Panchayati raj, as Mani Shankar Aiyar observed in an interaction with this newspaper on Tuesday — the full account will be published shortly in The Sunday Express, in the Ideas Exchange column — is barely reported and poorly understood, despite being the political-executive institution that affects the largest number of Indians. A good way to start bridging this big gap in journalism would be to appreciate that in practice, if not on constitutional paper, panchayats have two distinct roles. There is the electoral role: panchayats have given democracy an attractive local flavour that has not soured despite subversion of gender quotas — elected wives as proxy of husbands — or auctions of elected posts. There is also the service provider role. The record here is perhaps not flattering. But the one valid complaint that the panchayati raj and its champions like Aiyar can make is that the system hasn’t been allowed a full run.
This is evident even in panchayati reforms. Funds disbursal to panchayats, as was reported in this newspaper on Tuesday, may now be partly determined by an NCAER-prepared index. Incentivising performance is of course good. Even better is that this index is built in a way so that laggards don’t automatically fall into a bad performance-low disbursal trap. But the central question is this: won’t panchayats be tested best if they are given almost full independence. Till such time as the revenue raising powers of panchayats are sorted out and village councils preside over areas that generate enough taxable economic activity, one way to guarantee greater functional independence would be to simply give them the money on the basis of what they want and let the people ruled by panchayats know that the buck both starts and stops at the local politician’s door. There will be opposition to this. But full frontal decentralisation — why does the Planning Commission vet district plans? — is the only way to test the panchayati system.

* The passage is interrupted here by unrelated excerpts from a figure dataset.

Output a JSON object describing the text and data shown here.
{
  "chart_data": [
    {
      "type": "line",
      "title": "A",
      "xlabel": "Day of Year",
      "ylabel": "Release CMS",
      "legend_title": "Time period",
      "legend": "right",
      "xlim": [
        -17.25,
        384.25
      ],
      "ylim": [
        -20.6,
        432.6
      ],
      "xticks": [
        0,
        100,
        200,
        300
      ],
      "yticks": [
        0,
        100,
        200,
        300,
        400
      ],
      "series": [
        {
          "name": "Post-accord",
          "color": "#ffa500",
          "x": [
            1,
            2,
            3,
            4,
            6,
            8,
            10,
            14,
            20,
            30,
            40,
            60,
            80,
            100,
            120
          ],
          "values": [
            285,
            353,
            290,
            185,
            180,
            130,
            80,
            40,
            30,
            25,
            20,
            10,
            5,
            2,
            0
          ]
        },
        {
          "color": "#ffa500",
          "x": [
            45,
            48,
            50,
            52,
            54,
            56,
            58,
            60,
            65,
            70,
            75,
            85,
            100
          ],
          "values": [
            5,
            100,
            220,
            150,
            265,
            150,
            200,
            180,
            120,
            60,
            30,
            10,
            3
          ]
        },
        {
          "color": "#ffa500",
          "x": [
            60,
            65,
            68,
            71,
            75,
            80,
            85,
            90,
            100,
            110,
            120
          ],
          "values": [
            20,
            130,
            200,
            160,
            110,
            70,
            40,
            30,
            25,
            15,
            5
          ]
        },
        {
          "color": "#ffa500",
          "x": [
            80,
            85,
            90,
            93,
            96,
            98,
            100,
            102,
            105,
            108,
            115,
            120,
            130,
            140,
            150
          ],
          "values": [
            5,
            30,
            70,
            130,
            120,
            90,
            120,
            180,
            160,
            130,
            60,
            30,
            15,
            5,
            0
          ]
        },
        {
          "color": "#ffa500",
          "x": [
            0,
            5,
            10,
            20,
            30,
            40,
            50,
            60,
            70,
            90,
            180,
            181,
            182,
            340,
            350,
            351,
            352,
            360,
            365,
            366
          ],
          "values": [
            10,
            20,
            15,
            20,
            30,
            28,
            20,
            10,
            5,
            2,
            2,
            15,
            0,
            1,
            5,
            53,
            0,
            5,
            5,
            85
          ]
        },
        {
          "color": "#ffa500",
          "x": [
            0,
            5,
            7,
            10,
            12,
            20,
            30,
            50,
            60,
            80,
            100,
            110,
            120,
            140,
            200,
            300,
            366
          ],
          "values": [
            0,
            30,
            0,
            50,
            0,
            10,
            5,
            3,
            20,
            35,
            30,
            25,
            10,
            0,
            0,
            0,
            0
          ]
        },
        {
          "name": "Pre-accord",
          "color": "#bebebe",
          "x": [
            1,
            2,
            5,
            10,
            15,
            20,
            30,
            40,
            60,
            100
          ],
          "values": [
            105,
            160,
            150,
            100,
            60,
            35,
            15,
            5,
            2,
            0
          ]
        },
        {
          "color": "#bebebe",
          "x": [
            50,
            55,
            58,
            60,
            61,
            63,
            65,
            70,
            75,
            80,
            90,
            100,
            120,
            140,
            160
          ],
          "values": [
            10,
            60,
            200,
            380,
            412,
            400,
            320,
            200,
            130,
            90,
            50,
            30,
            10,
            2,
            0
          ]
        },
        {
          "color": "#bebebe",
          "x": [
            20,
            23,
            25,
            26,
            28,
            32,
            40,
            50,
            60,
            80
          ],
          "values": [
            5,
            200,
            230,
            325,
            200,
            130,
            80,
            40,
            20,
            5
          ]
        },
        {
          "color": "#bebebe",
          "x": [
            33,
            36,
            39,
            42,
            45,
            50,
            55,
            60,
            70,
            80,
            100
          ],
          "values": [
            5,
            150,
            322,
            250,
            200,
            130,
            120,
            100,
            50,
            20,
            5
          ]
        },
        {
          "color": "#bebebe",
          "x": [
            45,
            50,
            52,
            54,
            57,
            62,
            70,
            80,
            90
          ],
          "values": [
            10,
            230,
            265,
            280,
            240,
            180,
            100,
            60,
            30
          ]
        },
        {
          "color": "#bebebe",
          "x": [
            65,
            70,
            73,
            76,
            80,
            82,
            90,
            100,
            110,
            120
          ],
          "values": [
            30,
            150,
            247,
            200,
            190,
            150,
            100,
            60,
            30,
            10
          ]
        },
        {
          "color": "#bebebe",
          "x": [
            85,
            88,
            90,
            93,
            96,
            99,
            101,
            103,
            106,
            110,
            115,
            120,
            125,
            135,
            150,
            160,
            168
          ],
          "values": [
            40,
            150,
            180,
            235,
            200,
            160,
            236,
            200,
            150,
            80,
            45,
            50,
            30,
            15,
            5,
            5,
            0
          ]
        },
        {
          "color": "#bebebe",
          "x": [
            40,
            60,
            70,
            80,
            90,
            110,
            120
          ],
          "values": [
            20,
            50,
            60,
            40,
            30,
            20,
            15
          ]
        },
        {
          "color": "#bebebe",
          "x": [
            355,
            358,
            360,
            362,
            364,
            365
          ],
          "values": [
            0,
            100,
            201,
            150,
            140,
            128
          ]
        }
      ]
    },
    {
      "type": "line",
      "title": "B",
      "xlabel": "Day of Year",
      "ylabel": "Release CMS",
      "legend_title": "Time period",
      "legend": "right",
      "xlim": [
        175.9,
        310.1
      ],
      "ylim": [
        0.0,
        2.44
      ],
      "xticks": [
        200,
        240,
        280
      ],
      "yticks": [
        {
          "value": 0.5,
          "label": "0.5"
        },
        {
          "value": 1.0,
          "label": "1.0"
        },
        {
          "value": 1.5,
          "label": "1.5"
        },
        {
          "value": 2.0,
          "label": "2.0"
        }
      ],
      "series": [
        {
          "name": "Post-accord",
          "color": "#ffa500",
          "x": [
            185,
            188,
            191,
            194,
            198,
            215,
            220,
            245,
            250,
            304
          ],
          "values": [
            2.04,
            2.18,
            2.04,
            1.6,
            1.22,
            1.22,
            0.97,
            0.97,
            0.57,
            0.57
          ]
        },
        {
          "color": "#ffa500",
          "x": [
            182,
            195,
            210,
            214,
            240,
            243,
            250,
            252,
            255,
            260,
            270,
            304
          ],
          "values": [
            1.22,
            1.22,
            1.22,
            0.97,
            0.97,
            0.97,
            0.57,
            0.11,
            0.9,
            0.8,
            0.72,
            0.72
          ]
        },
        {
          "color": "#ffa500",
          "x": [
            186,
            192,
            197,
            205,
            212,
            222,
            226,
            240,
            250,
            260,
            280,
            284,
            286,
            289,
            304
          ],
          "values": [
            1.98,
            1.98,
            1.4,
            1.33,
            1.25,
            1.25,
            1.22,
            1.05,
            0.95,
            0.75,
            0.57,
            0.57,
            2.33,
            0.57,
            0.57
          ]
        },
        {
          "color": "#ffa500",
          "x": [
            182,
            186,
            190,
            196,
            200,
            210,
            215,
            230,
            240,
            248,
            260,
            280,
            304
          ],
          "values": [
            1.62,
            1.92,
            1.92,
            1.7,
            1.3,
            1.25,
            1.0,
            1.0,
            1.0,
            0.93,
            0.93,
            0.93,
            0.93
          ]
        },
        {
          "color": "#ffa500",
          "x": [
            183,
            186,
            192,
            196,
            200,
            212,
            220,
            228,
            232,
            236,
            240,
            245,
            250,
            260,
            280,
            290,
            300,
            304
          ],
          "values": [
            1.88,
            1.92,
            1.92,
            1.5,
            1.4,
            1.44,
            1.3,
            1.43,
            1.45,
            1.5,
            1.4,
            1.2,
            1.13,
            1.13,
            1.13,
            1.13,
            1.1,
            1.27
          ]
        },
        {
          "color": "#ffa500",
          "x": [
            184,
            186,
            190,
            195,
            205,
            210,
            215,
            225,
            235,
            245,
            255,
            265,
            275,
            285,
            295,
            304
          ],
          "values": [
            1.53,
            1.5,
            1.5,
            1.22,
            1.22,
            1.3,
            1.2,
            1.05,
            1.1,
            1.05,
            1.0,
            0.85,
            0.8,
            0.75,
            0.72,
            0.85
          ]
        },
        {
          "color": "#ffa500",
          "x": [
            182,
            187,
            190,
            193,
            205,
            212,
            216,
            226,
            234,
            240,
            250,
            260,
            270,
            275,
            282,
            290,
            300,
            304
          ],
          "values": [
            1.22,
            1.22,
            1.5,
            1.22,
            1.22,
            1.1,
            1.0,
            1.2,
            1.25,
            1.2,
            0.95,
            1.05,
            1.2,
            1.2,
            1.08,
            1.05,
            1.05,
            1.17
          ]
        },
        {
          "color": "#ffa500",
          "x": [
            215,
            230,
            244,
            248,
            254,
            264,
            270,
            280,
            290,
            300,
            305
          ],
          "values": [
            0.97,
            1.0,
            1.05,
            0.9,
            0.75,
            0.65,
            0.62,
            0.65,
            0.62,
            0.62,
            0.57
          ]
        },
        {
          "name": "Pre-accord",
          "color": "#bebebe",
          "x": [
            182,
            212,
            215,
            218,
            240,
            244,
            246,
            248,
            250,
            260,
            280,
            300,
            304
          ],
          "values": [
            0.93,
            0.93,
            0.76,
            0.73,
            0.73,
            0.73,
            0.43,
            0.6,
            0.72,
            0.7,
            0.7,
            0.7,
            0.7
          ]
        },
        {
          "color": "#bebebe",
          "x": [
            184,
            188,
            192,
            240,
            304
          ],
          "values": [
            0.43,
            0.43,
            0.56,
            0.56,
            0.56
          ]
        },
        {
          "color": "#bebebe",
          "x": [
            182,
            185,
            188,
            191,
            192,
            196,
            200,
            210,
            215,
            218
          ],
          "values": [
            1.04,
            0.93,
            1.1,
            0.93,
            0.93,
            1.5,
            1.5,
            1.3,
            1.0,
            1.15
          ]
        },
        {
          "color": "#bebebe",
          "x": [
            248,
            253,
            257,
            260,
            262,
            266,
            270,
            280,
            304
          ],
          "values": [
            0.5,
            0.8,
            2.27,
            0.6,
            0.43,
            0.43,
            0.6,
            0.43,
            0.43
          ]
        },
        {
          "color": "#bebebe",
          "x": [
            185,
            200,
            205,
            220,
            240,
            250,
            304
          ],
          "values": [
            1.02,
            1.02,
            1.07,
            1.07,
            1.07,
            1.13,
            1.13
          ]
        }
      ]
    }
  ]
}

As for economic dynamism, arguably the most important test of any system in a governance model, certain fine but somewhat romantic notions need to be addressed. Aiyar told us at the interaction that he is waiting for industry to participate in rural business hubs. But he is hoping for a marriage of incompatibles. What big industry does well is big industry, what rural India needs in this context are jobs created by industry — factory employment is the best route for unskilled, poorly literate labour to go up the earnings and economic security ladder — and such jobs would mean changing local socio-economic structures. There’s little point wanting the impossibility of keeping villages structurally intact and simultaneously bringing mass economic upliftment to them. Rural business hubs sound nice. But factories are where jobs and taxable entities will be found.